The Dow Jones Industrial Average rose 400 points to an all-time high. The S&P 500 gained 1.5% to hit a new intraday record after closing above 4,000 for the first time on Thursday. The tech-heavy Nasdaq Composite also gained 1.4%.

The Labor Department reported Friday that the number of non-farm workers rose by 916,000 in March, the highest since August 2020, while the unemployment rate fell to 6%. Economists polled by Dow Jones expected an increase of 675,000 and an unemployment rate of 6%.

“This reflects the removal of restrictions, the surge in vaccinations and the boost from fiscal stimulus,” said Anu Gaggar, senior global investment analyst for Commonwealth Financial Network. “Faster jobs and wage growth can put upward pressure on prices and test the Fed’s patience with simple monetary policy.”

Tesla stock rose more than 5% as the electric vehicle company reported production and delivery numbers that far exceeded expectations.

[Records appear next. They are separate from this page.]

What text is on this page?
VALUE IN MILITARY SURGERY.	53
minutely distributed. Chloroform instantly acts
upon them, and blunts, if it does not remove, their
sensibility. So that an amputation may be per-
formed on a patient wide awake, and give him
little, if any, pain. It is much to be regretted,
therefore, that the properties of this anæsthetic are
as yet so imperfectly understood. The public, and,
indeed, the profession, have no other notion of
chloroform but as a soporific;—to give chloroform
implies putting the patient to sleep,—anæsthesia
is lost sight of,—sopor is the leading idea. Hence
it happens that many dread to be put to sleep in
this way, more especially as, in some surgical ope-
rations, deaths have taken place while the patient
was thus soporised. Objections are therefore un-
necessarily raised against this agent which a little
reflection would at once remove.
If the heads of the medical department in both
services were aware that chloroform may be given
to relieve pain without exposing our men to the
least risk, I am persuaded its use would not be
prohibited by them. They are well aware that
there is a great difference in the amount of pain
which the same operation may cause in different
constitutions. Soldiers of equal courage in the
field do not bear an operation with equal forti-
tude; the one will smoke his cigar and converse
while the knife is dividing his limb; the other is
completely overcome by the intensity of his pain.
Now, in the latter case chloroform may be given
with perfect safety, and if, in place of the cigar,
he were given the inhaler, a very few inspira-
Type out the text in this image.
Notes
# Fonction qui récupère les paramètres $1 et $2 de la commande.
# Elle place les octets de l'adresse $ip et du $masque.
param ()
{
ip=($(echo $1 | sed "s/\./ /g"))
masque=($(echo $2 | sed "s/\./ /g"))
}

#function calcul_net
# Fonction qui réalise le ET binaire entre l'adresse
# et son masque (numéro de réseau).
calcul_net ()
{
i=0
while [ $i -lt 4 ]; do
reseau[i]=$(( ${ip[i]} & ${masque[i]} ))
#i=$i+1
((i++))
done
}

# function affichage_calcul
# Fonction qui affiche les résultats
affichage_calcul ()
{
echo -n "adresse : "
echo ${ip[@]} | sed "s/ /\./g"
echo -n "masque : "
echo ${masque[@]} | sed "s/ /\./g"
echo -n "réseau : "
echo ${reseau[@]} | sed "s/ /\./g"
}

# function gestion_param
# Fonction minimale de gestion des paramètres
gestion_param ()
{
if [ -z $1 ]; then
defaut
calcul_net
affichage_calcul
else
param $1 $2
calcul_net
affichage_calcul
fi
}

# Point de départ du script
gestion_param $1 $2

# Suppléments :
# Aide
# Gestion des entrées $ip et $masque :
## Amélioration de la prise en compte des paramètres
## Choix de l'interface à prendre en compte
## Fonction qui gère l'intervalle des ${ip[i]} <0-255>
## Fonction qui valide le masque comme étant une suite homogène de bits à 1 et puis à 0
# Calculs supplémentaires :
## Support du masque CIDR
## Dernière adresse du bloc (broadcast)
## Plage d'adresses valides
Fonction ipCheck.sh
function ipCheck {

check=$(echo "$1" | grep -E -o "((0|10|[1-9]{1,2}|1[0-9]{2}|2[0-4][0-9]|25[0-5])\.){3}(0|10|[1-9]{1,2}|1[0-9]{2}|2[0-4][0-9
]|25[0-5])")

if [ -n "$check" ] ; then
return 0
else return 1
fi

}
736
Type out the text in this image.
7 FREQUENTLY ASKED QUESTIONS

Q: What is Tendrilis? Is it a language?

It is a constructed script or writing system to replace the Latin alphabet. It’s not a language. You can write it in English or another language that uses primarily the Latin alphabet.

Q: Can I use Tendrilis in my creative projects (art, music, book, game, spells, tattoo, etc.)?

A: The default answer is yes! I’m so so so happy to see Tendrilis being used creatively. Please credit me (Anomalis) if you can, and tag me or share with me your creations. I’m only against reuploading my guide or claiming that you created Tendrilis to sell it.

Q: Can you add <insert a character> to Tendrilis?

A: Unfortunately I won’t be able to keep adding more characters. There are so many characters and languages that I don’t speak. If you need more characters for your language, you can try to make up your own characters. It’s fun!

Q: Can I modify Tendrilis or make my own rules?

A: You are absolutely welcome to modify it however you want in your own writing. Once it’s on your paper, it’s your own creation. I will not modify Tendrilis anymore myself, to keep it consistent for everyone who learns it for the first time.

GameStop shares erased their previous losses and turned positive after the video game retailer announced it was selling up to $ 1 billion worth of shares.

Classic reopening games like airlines and cruise lines outperformed. American Airlines and United were up more than 4% each, while Carnival and Norwegian Cruise Line were up 5.9% and 7.8%, respectively.

The stock market builds on its recent strength after President Joe Biden unveiled his multi-billion dollar infrastructure proposal, which focuses on rebuilding roads, bridges and airports, expanding broadband access and promoting the use of electric vehicles, and upgrading the country’s power grid . The plan will be funded in part by increasing the corporate tax rate to 28%.

Treasury Secretary Janet Yellen on Monday will press for a global minimum tax to discourage companies from moving to find lower tax rates. This emerges from a report from Axios, confirmed by CNBC. Yellen will address a conference for the Chicago Council on Global Affairs this morning.

However, Biden’s plan has met resistance from Republicans as the $ 2 trillion plan includes initiatives that they say go beyond traditional infrastructure problems.

Missouri Republican Senator Roy Blunt on Sunday called on the Biden administration to scale back the package to around $ 615 billion and focus on physical infrastructure like roads and airports.

Senate Minority Chairman Mitch McConnell, R-Ky., Said last week that Biden’s plan would not receive Republican support and vowed to go against the broader Democratic agenda.

In the pandemic area, the US reported another daily record of new Covid vaccinations on Saturday, bringing the weekly average of new vaccinations per day to over 3 million.